結婚マネジメント(2)
「結婚は技術である」
そもそも、結婚はお互いの身勝手な妄想からスタートしている事実を認めることから始まります。なぜなら、男性も女性も、ほとんどの人が結婚直後から、自身が思い込んでいた結婚生活と現実が異なることに気づき始めるからです。
家庭内で自分がやることから、相手にやってもらうこと、お互いの距離感も含めて、その齟齬はたくさんあるはずです。どれだけお互いを知っているつもりでも、他人同士である限り、この食い違いは必ず起こります。
こうした思い込みや妄想を是正できないままだったら、遅かれ早かれ結婚生活は破たんしてしまいますが、これは相手選びを間違えたということではないのです。
結婚について回る後悔というのは、「相手選びの間違い」と思われますが、これは必ずしも正しくありません。
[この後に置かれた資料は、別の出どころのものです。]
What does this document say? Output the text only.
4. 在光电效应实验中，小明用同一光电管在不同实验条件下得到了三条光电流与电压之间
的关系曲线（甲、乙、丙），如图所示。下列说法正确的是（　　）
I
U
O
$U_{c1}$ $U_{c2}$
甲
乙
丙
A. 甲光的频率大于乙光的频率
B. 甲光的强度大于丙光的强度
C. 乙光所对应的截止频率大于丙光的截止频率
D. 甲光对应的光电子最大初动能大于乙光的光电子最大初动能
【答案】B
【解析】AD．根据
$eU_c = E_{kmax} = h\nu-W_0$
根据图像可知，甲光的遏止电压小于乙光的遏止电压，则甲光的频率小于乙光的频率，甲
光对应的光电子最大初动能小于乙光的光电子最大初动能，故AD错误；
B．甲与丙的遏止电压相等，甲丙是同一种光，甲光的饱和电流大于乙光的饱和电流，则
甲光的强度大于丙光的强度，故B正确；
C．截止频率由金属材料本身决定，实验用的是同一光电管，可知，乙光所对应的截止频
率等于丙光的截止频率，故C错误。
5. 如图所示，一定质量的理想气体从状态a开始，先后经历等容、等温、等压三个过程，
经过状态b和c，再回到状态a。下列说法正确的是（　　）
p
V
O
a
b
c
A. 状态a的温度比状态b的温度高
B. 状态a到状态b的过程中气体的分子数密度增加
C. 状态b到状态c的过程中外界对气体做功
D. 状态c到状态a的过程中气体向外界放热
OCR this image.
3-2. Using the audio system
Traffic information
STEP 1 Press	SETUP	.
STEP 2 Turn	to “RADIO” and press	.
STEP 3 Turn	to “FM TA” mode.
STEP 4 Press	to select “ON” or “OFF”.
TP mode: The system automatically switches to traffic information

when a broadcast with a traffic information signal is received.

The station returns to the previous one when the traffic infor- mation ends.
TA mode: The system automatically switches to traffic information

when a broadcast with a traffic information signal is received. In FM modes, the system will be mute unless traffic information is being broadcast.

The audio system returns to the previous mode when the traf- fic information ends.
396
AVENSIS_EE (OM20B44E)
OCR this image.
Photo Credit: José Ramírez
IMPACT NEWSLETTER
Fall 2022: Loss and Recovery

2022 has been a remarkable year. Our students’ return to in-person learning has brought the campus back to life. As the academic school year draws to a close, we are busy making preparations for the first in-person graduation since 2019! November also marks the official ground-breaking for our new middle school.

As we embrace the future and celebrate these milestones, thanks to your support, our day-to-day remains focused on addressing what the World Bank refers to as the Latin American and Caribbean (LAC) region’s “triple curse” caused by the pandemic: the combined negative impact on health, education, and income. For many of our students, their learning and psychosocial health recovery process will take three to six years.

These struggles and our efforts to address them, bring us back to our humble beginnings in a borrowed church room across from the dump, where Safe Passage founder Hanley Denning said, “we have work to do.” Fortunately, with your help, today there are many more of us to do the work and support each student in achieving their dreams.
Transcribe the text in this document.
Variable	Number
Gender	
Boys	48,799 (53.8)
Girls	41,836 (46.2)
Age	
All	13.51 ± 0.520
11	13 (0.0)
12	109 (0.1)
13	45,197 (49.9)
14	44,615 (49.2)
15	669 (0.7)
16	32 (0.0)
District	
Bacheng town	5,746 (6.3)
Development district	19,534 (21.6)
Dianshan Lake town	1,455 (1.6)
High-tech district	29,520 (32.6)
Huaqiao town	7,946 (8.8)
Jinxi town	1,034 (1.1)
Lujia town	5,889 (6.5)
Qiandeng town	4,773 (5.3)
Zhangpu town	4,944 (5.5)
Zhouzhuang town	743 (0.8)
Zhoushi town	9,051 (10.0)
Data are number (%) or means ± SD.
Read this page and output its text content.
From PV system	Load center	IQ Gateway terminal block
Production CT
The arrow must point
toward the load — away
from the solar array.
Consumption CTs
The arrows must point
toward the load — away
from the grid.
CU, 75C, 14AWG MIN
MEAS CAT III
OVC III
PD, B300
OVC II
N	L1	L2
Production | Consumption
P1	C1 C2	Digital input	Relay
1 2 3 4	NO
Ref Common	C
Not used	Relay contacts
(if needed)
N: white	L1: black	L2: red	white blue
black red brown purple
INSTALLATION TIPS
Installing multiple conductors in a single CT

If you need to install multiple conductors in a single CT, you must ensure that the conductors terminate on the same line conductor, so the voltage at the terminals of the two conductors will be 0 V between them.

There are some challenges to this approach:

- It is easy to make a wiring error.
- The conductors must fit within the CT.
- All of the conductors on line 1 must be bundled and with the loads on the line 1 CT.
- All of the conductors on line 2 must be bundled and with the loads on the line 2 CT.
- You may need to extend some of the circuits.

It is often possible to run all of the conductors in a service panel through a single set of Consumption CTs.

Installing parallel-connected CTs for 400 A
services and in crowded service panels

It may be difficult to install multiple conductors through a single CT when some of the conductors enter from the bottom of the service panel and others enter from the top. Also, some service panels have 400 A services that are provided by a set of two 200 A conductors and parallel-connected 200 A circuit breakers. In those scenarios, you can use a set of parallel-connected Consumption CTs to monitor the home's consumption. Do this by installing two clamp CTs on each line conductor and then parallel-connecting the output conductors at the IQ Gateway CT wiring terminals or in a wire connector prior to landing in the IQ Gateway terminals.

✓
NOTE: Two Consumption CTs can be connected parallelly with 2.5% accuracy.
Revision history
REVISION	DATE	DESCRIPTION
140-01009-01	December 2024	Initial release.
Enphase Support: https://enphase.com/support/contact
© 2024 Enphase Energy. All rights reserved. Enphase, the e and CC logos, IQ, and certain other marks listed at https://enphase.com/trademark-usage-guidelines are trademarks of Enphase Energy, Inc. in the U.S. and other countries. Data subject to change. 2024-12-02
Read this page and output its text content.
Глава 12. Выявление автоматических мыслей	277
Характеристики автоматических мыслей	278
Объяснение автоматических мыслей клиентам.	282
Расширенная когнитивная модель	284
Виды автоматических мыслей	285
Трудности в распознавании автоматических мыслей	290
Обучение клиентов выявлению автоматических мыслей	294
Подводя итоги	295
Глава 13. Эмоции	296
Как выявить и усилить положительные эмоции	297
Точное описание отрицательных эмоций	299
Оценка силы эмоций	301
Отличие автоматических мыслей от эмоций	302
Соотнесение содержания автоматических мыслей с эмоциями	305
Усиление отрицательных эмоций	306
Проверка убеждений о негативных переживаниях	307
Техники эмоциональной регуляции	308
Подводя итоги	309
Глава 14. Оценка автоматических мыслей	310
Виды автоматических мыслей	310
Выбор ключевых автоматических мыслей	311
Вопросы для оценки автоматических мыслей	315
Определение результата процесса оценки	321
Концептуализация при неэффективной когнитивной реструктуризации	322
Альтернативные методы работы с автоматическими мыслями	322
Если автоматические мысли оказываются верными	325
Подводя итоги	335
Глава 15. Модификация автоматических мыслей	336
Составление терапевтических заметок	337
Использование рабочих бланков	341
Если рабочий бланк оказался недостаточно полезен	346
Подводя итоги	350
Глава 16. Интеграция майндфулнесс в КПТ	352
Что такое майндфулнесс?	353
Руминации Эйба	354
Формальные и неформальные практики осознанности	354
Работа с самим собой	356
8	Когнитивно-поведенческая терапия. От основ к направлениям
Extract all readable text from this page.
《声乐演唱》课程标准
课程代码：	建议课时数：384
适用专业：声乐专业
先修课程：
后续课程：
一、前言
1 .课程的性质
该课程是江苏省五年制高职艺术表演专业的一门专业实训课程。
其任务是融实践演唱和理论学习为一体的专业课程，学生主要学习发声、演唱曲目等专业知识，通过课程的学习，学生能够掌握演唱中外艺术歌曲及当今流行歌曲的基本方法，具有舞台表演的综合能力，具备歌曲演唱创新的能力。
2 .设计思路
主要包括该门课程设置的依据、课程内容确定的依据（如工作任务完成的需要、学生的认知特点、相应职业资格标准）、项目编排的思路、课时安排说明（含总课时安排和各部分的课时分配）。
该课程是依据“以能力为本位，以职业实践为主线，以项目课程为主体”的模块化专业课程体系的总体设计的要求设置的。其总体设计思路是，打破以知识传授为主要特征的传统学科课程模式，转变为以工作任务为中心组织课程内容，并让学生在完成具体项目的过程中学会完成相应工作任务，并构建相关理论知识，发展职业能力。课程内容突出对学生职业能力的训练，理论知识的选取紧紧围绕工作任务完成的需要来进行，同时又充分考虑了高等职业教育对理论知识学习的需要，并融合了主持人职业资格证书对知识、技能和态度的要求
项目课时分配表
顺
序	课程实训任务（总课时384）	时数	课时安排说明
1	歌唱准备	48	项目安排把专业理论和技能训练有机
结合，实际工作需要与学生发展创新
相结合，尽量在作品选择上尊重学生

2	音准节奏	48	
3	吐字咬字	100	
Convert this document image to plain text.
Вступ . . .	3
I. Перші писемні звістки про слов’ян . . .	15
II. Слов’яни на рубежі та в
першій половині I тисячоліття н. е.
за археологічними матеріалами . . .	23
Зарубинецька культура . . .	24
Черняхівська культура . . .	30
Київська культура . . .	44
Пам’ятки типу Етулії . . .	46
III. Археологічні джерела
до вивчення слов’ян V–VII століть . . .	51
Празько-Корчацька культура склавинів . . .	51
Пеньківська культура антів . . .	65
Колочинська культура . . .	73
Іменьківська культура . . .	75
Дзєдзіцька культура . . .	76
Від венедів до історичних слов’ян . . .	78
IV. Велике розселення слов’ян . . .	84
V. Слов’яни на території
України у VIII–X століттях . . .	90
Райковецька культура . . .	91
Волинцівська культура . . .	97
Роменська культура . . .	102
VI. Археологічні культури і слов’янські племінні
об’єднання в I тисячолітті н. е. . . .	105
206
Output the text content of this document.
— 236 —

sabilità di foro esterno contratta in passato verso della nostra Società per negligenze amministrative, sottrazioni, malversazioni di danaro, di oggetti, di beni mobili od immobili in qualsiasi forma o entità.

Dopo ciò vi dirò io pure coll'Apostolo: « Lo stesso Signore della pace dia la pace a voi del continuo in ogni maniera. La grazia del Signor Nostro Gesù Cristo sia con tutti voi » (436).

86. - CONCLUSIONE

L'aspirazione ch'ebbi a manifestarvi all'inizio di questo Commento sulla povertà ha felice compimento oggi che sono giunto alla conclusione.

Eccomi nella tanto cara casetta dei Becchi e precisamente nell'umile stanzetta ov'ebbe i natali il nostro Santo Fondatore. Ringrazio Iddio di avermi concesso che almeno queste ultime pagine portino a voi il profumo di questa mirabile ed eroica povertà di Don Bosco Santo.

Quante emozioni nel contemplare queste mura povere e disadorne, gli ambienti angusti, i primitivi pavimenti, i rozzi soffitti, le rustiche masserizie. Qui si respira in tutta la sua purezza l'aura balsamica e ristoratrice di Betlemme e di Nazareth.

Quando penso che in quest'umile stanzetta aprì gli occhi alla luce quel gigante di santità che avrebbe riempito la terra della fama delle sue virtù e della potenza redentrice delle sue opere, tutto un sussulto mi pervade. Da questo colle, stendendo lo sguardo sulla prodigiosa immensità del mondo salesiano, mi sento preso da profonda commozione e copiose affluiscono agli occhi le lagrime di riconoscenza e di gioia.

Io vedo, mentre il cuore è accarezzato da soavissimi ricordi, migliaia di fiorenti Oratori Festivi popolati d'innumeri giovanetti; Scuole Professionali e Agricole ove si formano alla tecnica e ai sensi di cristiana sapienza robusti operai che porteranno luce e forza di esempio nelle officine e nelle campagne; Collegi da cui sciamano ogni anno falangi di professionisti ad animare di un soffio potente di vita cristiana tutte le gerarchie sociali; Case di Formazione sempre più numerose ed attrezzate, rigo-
もちろん、早々に離婚して新しい相手を探すほうがいい場合もありますが、ほとんどの後悔は相手への関わり方と関係しているからです。
最初からうまくいく結婚などは存在しません。自分と異なる考えや習慣を受け入れる余地があるか、相手との齟齬を自分の変化の原動力とできるかどうかが分かれ道です。最初から出自の違う男女が、お互いのベクトルを繰り返し合わせ続ける努力と工夫が必要なのです。元和田中学校校長の藤原和博氏の言葉を借りれば、それは「無限のベクトル合わせ」だといえます。
考えてもみてください。職場でも部下やチームをマネジメントするとき、自分のやり方を押し付けてうまくいくでしょうか。さまざまな個性を持ったメンバーの主張を頭ごなしに否定したり、過ちを正論によって指摘したところでうまくいくでしょうか。
時には言い方を工夫したり、相手のモチベーションを高めたり、自分が心を開いてはじめて相手を深く理解できるわけで、お互いが常に歩み寄らなければいけないのです。
自分にとっての正解が相手にとっての正解とは限りません。我を主張するだけではダメで、時に妥協も必要になります。自分にとっての正解をぶつけ合う「正解主義」ではなく、自分の考えについても修正の余地を探りながら、お互いがすり合わせていく「修正主義」からスタートしなければいけないのです。
結婚もマネジメントです。仕事ではマネジメントの大変さを理解している人も、家庭のこととなると、とたんに相性や愛情の問題で片づけてしまいがちです。しかし、修正を無限に繰り返しながら、自らの手で幸せはつくっていかなければいけないのです。
ドイツの哲学者エーリッヒ・フロムは「愛は技術である」と言いました。愛は、相手と通じ合うための知識と努力によって叶えられるものなのです。
夫婦関係もまったく同じです。結婚とは技術であり、マネジメントの知識と努力によってしか、うまくいかないものなのです。「結婚は技術である」というのは、一万人に及ぶ先人たちの後悔から導き出された最大の教訓かもしれません。
「面倒」と言ってしまえばそれまでです。けれど、そこから学ぶことは無限にあります。自分に最大の負荷をかけることのできる千載一遇のチャンスでもあるのです。この機会に向き合うか、逃げるかが人生の分かれ道です。
後で結婚を後悔している諸先輩たちは、驚くくらい「あのとき、もっと真剣に向き合えばよかった」という後悔をしています。後から考えると、自分の未熟さがわかるものなのです。
他者と向き合うというのは、時に自分を否定することになるのでとても大変なことです。ですが、お互いが「修正主義」の立場を取らない限り、うまくいく結婚などはあり得ないのです。